En el caso de J. Iglesias, se han dado todos los elementos que suelen acompañar al análisis patriarcal. Uno de ellos centra el foco en la inacción de las víctimas. Con respecto a las víctimas, socialmente e incluso a nivel de los recursos institucionales, se suele confundir victimismo con indefensión o, si se quiere, con una idea internalizada de subordinación, que suele conllevar una falta de respuesta activa y parálisis frente a las acciones del agresor. Es harto conocido que, en ocasiones, ante situaciones que nos sobrepasan, la parálisis, la congelación, es una forma neuronal de responder. Se activa otra parte del sistema nervioso autónomo, en concreto la rama parasimpática dorsal, que implica, a su vez, una inhibición del sistema simpático. Sin embargo, se sigue aplicando el modelo de lucha/huida como único marco explicativo frente a las amenazas. Esto es, precisamente, lo que denunciamos cuando cuestionamos que en todos los ámbitos del conocimiento la mirada es androcéntrica y sesgada. Introducir la perspectiva de género se supone que nos debería de permitir analizar los procesos sociales y los cambios en las relaciones de poder, pero para ello, previamente es necesario reconocer y validar las experiencias de vida, en definitiva, la propia existencia de las mujeres. Comprender el sistema, sus ejecutores y, también, las formas de resistencia, rebeldía y, a veces, simplemente de supervivencia de las víctimas.
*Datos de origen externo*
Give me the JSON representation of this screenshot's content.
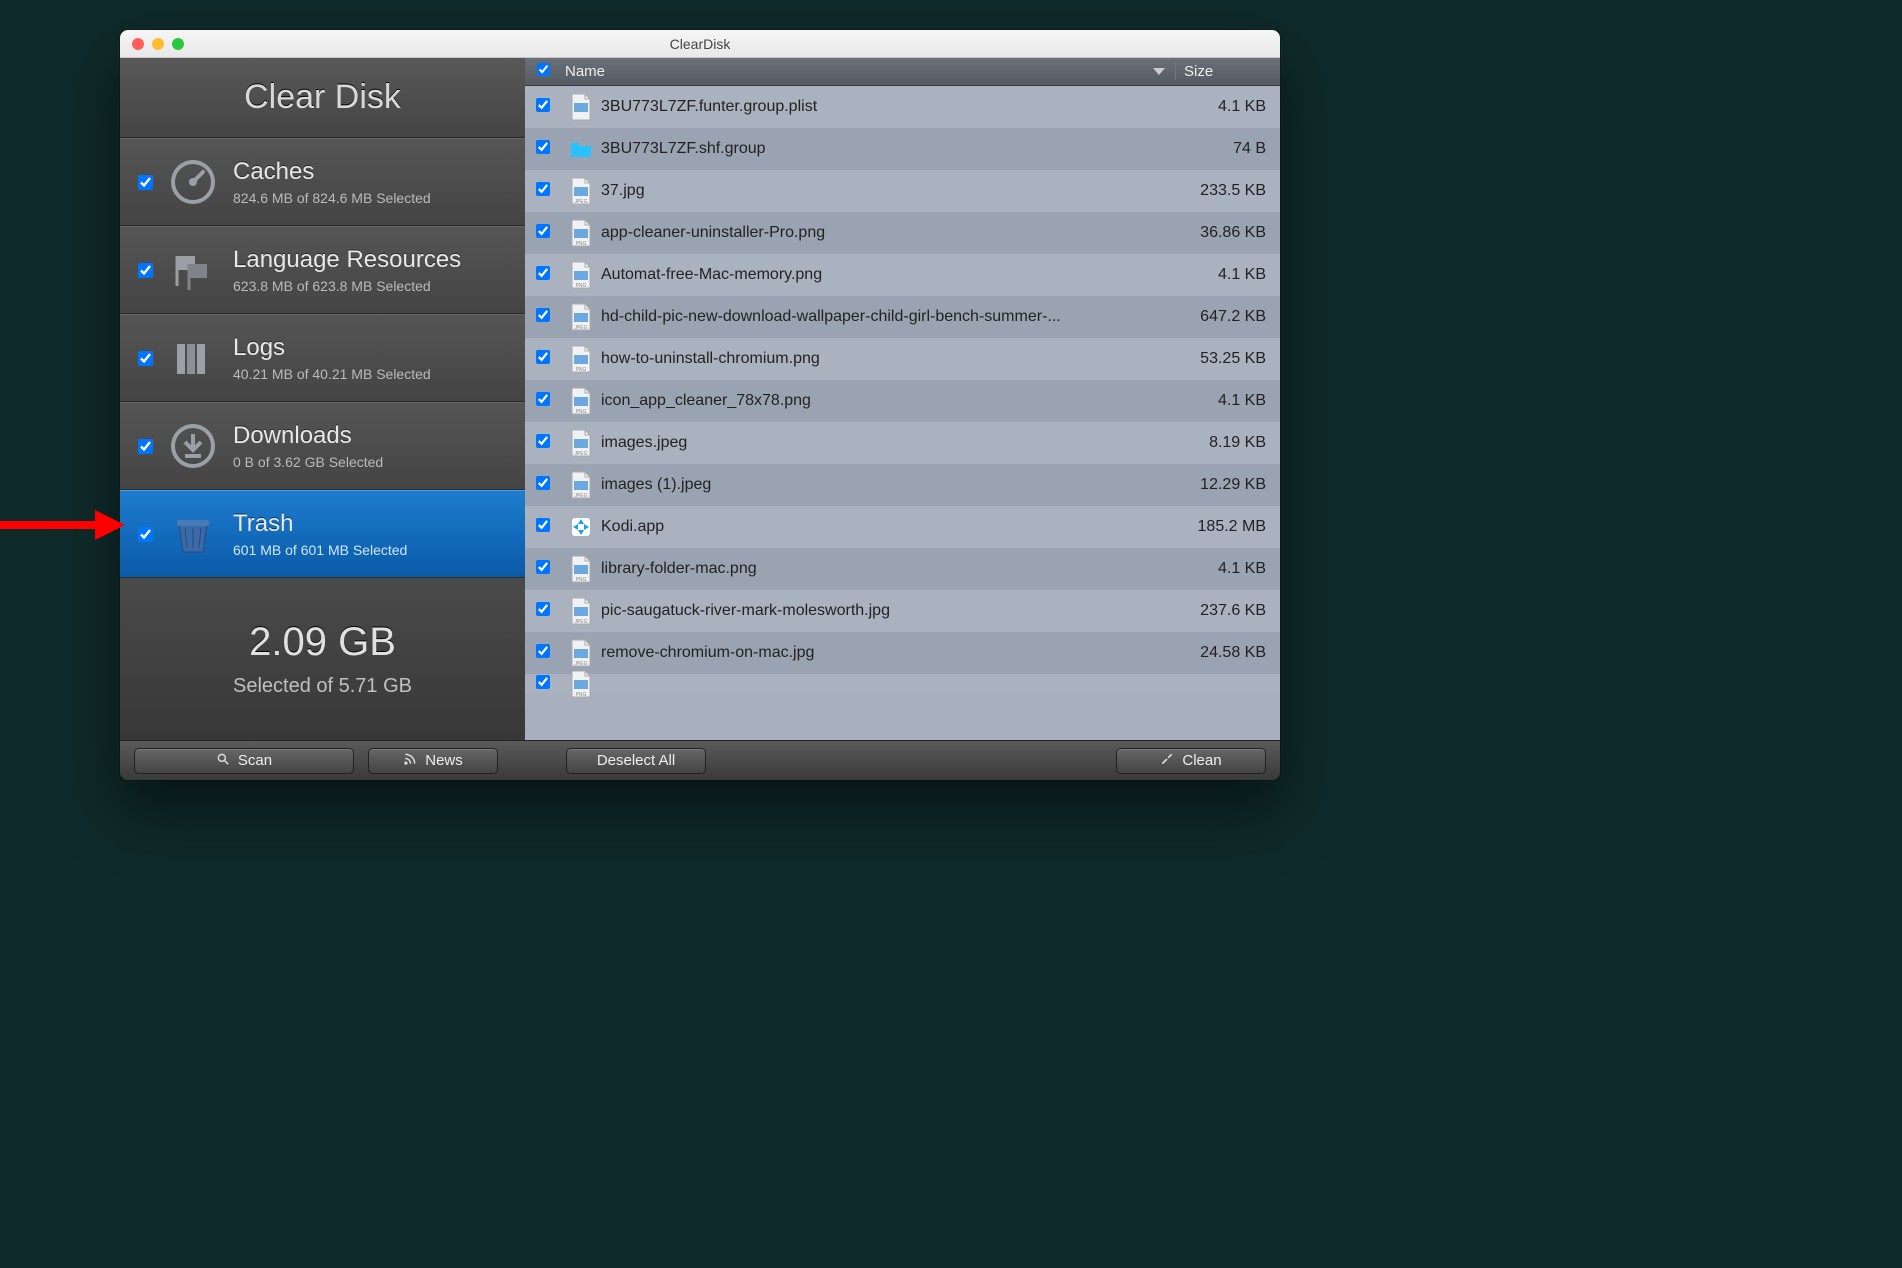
{
  "window": {
    "title": "ClearDisk"
  },
  "brand": "Clear Disk",
  "categories": [
    {
      "id": "caches",
      "title": "Caches",
      "sub": "824.6 MB of 824.6 MB Selected",
      "selected": false,
      "icon": "gauge"
    },
    {
      "id": "lang",
      "title": "Language Resources",
      "sub": "623.8 MB of 623.8 MB Selected",
      "selected": false,
      "icon": "flags"
    },
    {
      "id": "logs",
      "title": "Logs",
      "sub": "40.21 MB of 40.21 MB Selected",
      "selected": false,
      "icon": "books"
    },
    {
      "id": "downloads",
      "title": "Downloads",
      "sub": "0 B of 3.62 GB Selected",
      "selected": false,
      "icon": "download"
    },
    {
      "id": "trash",
      "title": "Trash",
      "sub": "601 MB of 601 MB Selected",
      "selected": true,
      "icon": "trash"
    }
  ],
  "totals": {
    "big": "2.09 GB",
    "sub": "Selected of 5.71 GB"
  },
  "columns": {
    "name": "Name",
    "size": "Size"
  },
  "files": [
    {
      "name": "3BU773L7ZF.funter.group.plist",
      "size": "4.1 KB",
      "type": "plist"
    },
    {
      "name": "3BU773L7ZF.shf.group",
      "size": "74 B",
      "type": "folder"
    },
    {
      "name": "37.jpg",
      "size": "233.5 KB",
      "type": "jpeg"
    },
    {
      "name": "app-cleaner-uninstaller-Pro.png",
      "size": "36.86 KB",
      "type": "png"
    },
    {
      "name": "Automat-free-Mac-memory.png",
      "size": "4.1 KB",
      "type": "png"
    },
    {
      "name": "hd-child-pic-new-download-wallpaper-child-girl-bench-summer-...",
      "size": "647.2 KB",
      "type": "jpeg"
    },
    {
      "name": "how-to-uninstall-chromium.png",
      "size": "53.25 KB",
      "type": "png"
    },
    {
      "name": "icon_app_cleaner_78x78.png",
      "size": "4.1 KB",
      "type": "png"
    },
    {
      "name": "images.jpeg",
      "size": "8.19 KB",
      "type": "jpeg"
    },
    {
      "name": "images (1).jpeg",
      "size": "12.29 KB",
      "type": "jpeg"
    },
    {
      "name": "Kodi.app",
      "size": "185.2 MB",
      "type": "app"
    },
    {
      "name": "library-folder-mac.png",
      "size": "4.1 KB",
      "type": "png"
    },
    {
      "name": "pic-saugatuck-river-mark-molesworth.jpg",
      "size": "237.6 KB",
      "type": "jpeg"
    },
    {
      "name": "remove-chromium-on-mac.jpg",
      "size": "24.58 KB",
      "type": "jpeg"
    }
  ],
  "buttons": {
    "scan": "Scan",
    "news": "News",
    "deselect": "Deselect All",
    "clean": "Clean"
  }
}
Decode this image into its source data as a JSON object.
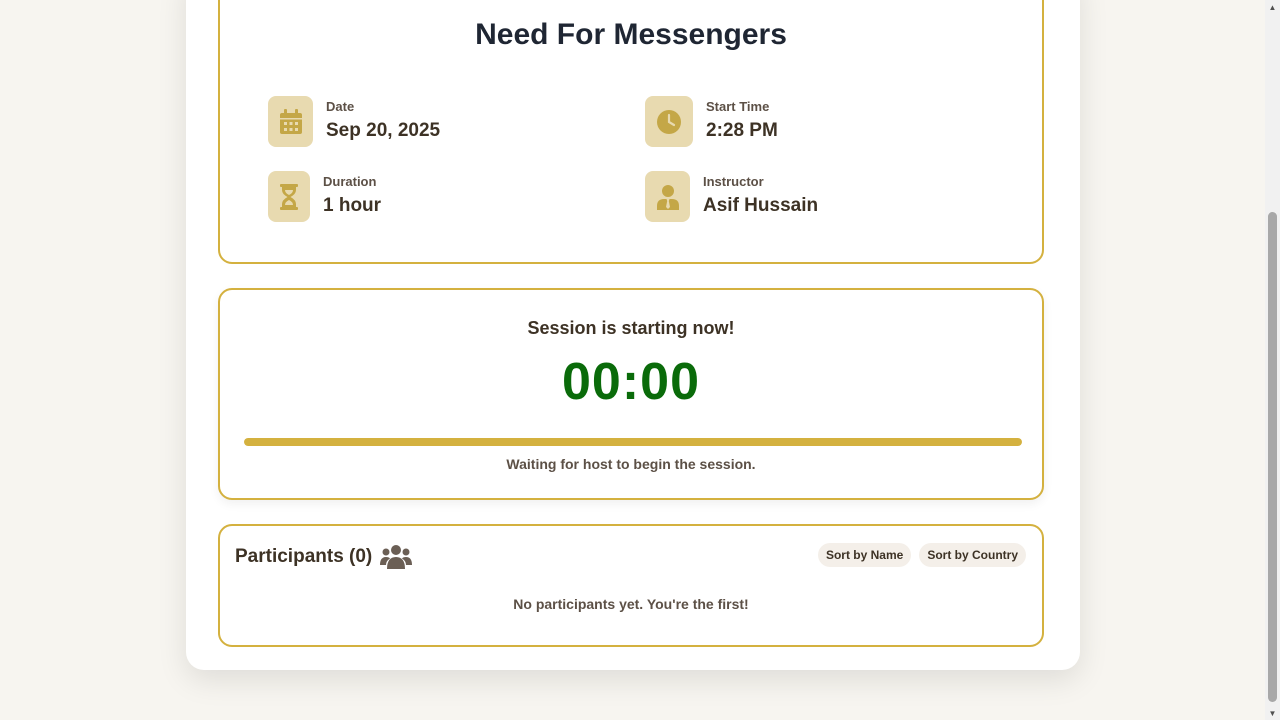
{
  "session": {
    "title": "Need For Messengers",
    "date_label": "Date",
    "date_value": "Sep 20, 2025",
    "start_label": "Start Time",
    "start_value": "2:28 PM",
    "duration_label": "Duration",
    "duration_value": "1 hour",
    "instructor_label": "Instructor",
    "instructor_value": "Asif Hussain"
  },
  "timer": {
    "status": "Session is starting now!",
    "countdown": "00:00",
    "progress_percent": 100,
    "waiting_text": "Waiting for host to begin the session."
  },
  "participants": {
    "title": "Participants (0)",
    "sort_by_name": "Sort by Name",
    "sort_by_country": "Sort by Country",
    "empty_text": "No participants yet. You're the first!"
  },
  "colors": {
    "accent": "#d4b13f",
    "icon_bg": "#e8dab0",
    "icon_fg": "#c4a747",
    "countdown": "#0a6b0a",
    "text": "#3d3225"
  },
  "icons": {
    "date": "calendar-icon",
    "start": "clock-icon",
    "duration": "hourglass-icon",
    "instructor": "user-tie-icon",
    "participants": "users-icon"
  }
}
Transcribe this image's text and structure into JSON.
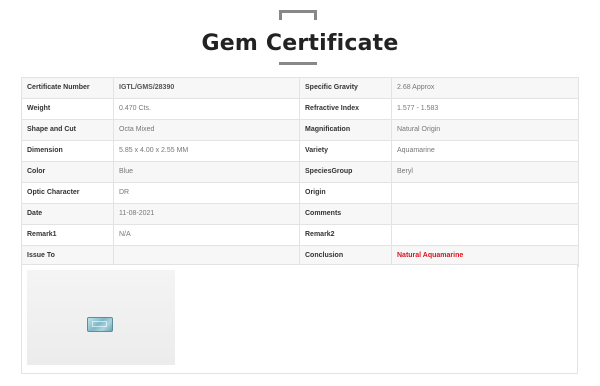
{
  "header": {
    "title": "Gem Certificate"
  },
  "table": {
    "rows": [
      {
        "label1": "Certificate Number",
        "value1": "IGTL/GMS/28390",
        "label2": "Specific Gravity",
        "value2": "2.68 Approx"
      },
      {
        "label1": "Weight",
        "value1": "0.470 Cts.",
        "label2": "Refractive Index",
        "value2": "1.577 - 1.583"
      },
      {
        "label1": "Shape and Cut",
        "value1": "Octa Mixed",
        "label2": "Magnification",
        "value2": "Natural Origin"
      },
      {
        "label1": "Dimension",
        "value1": "5.85 x 4.00 x 2.55 MM",
        "label2": "Variety",
        "value2": "Aquamarine"
      },
      {
        "label1": "Color",
        "value1": "Blue",
        "label2": "SpeciesGroup",
        "value2": "Beryl"
      },
      {
        "label1": "Optic Character",
        "value1": "DR",
        "label2": "Origin",
        "value2": ""
      },
      {
        "label1": "Date",
        "value1": "11-08-2021",
        "label2": "Comments",
        "value2": ""
      },
      {
        "label1": "Remark1",
        "value1": "N/A",
        "label2": "Remark2",
        "value2": ""
      },
      {
        "label1": "Issue To",
        "value1": "",
        "label2": "Conclusion",
        "value2": "Natural Aquamarine"
      }
    ],
    "highlight_color": "#e0111d"
  }
}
Si algo caracteriza al abusador, al agresor y al señor es el hábito, no la acción puntual. Así que, si alguien tiene una experiencia positiva con un machirulo, eso no es incompatible con que sea un agresor. Por lo tanto, no se trata de cuántas veces se comportan bien, sino de cuántas veces abusaron, agredieron o traficaron con mujeres. Y cuántas veces el sistema les encubrió y aplaudió. Todo supremacista tiene rasgos narcisistas, desde Epstein a Iglesias y a los agresores sin fama, pero nada tendría sentido sin la lógica supremacista del sistema que les engendra, sin la red patriarcal.